Weak references can be useful with GC too if the semantics are right for the situation, but it is a crutch if it is only used for killing cycles.

> Well it's still not clear to me what all the challenges are... that's my
> point. If it's not possible, I want to know WHY.

I think it is possible, but I also think shipping D2 as a maintained stable product should have first priority. ARC would probably set D back one year? I think that would be a bad thing.

Ola.
April 17, 2014
On Tuesday, 15 April 2014 at 17:01:38 UTC, Walter Bright wrote:
> http://wiki.dlang.org/DIP60
>
> Start on implementation:
>
> https://github.com/D-Programming-Language/dmd/pull/3455

OK, a bit late to the thread, seeing how it has already went to ARC off-topic domain :( An attempt to get back to the original point.

I was asking for @nogc earlier and I find proposed implementation too naive to be practically useful, to the point where I will likely be forced to ignore it in general.

=== Problem #1 ===

First problem is that, by an analogy with `pure`, there is no such thing as "weakly @nogc@". A common pattern for performance intensive code is to use output buffers of some sort:

void foo(OutputRange buffer)
{
    buffer.put(42);
}

`foo` can't be @nogc here if OutputRange uses GC as backing allocator. However I'd really like to use it to verify that no hidden allocations happen other than those explicitly coming from user-supplied arguments. In fact, if such "weakly @nogc" thing would have been available, it could be used to clean up Phobos reliably.
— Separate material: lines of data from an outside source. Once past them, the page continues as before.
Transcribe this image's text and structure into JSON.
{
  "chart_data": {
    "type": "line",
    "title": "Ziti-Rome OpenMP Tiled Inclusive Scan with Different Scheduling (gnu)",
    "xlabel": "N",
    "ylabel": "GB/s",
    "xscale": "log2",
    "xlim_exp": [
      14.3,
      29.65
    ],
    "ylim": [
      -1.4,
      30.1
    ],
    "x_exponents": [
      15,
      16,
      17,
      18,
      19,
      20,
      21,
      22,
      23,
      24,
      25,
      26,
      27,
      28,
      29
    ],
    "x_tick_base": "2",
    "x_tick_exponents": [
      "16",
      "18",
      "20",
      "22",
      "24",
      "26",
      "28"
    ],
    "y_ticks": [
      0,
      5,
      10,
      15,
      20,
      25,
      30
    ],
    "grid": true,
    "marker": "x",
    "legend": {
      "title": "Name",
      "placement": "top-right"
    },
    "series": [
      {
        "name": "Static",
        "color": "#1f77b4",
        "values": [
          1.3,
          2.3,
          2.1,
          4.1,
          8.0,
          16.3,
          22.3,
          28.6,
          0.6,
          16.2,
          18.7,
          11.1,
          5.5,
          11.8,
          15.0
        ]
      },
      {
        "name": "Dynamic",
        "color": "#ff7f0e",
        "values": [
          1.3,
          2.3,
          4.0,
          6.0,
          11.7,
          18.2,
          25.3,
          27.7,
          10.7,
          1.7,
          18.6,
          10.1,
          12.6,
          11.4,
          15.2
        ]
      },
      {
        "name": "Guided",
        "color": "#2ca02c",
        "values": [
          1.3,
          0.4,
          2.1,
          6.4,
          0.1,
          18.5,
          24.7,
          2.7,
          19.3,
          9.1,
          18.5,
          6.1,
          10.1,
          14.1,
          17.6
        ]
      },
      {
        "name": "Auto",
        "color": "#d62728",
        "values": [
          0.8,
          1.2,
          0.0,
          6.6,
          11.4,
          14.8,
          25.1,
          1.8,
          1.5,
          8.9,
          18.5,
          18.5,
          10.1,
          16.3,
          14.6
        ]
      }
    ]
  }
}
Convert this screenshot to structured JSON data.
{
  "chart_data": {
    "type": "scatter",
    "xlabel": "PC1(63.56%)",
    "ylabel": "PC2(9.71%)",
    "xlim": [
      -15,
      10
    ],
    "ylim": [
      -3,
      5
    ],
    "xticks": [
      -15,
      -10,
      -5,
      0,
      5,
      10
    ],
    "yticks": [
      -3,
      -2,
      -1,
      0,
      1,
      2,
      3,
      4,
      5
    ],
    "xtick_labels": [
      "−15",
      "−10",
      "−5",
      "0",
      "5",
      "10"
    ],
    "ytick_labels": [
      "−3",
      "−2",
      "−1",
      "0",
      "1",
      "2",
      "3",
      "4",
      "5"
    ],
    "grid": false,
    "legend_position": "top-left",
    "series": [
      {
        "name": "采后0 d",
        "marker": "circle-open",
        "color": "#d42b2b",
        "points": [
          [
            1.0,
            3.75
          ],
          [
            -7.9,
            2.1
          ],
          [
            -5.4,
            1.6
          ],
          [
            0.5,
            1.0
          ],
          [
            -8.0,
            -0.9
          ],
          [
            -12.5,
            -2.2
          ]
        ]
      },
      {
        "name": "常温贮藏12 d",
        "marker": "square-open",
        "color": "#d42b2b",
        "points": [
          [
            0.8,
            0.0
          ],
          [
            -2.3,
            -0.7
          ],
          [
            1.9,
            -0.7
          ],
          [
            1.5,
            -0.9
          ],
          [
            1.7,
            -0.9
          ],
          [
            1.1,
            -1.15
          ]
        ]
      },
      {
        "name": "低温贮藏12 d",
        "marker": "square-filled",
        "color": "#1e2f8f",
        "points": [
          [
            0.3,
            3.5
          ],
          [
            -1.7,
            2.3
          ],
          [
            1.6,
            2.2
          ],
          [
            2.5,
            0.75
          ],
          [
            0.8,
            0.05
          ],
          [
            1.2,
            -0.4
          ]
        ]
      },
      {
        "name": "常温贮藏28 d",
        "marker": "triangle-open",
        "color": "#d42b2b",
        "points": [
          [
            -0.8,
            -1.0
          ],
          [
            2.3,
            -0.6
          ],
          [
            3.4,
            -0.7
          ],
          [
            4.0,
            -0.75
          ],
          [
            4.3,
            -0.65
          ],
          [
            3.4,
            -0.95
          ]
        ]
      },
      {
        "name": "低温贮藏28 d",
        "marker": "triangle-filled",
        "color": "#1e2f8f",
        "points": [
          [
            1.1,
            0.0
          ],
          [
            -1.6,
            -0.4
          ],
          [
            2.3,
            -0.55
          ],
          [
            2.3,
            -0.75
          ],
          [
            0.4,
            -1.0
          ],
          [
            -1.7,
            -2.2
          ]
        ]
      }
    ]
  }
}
With current limitations @nogc is only useful to verify that embedded code which does not have GC at all does not use any GC-triggering language features before it comes to weird linker errors / rt-asserts. But that does not work good either because of next problem:

=== Problem #2 ===

The point where "I told ya" statement is extremely tempting :) bearophile has already pointed this out - for some of language features like array literals you can't be sure about possible usage of GC at compile-time as it depends on optimizations in backend. And making @nogc conservative in that regard and marking all literals as @nogc-prohibited will cripple the language beyond reason.

I can see only one fix for that - defining clear set of array literal use cases where optimizing GC away is guaranteed by spec and relying on it.